As if tasting through Latour’s 2015 vintage wines wasn’t enough of a honor, the château gives its visitors an extra bonus by placing them along side older vintages as a comparison. We were treated to the 2010 Pauillac, the 2009 Les Forts de Latour, and the 2000 Latour respectively and were able to contrast them against the recent releases. I have to add that it’s not like Latour pulled out the 2002 or the 2007 versions of these wines like they could have. They pulled out library wines from three of the best vintages of the past fifteen years. The 2000 Latour sells for $1000 a bottle itself, so you can do the math here. I about died after tasting the 2009 Les Forts. Not only was it the best wine of the tasting, it was one of the best young wines I’ve ever tasted; a perfect and seamless core of elegant red fruit with lush tannins and vibrant acidity. Both Clyde and I were quite moved by the experience. We were joined by Frédéric Engerer, the director of Latour who is 100% class all the way, just like the estate itself. We’ll be meeting up with him for dinner this Wednesday so we'll talk more about him later on.

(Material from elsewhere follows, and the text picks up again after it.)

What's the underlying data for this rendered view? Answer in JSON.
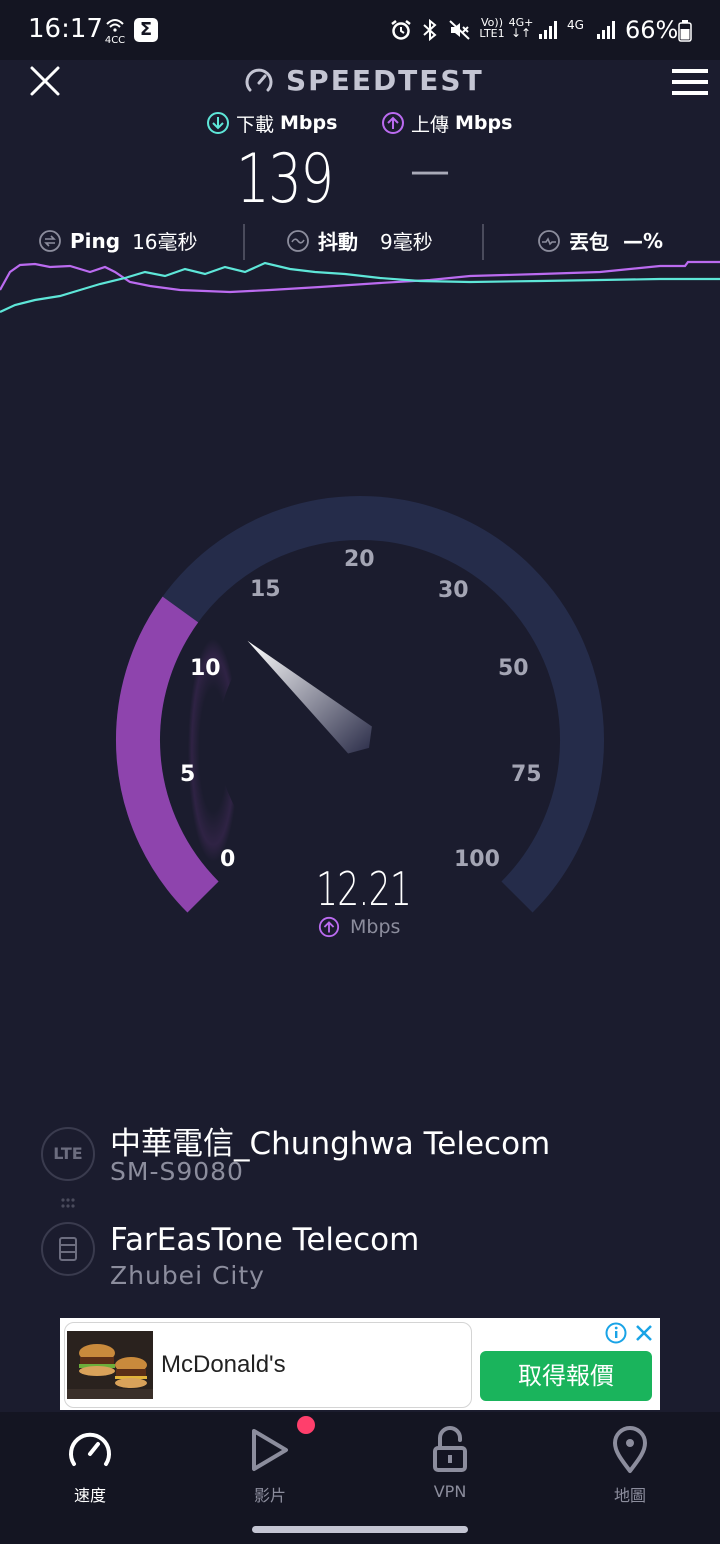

As for the 2015s, they're every bit as good as Latour fans hope they'll be (if they're ever planning on drinking them). The 15 Les Forts was deeply-concentrated with dark red fruits and a tightly-wound core of firm tannins and acidity that should slowly unwind over the next few decades. The 15 Latour was so layered and so complex we had trouble even taking notes. There is nothing obvious about it; each sip seems to lead in a completely new direction, toward notes of strawberry and cigar box on one sip, but then toward tobacco leaf and earth on the next. On the way out our old pal Ralph Sands took a few minutes to admire the vineyards and the view out towards Leoville Las Cases. “Latour has the most deeply-rooted, powerful, old vine flavor that you can only get from eighty-plus year old vines,” he said to me as we stood there taking it in. “There are thousands of years of gravel deposits along the river. The vineyards have fabulous drainage and the water protects your from frost when it’s cold and heat when it’s hot. For example, Palmer, Pichon-Lalande, and Latour were able to make a good wine in 1991 when other producers were not due to frost. This is one of the premier sites in all of Bordeaux.”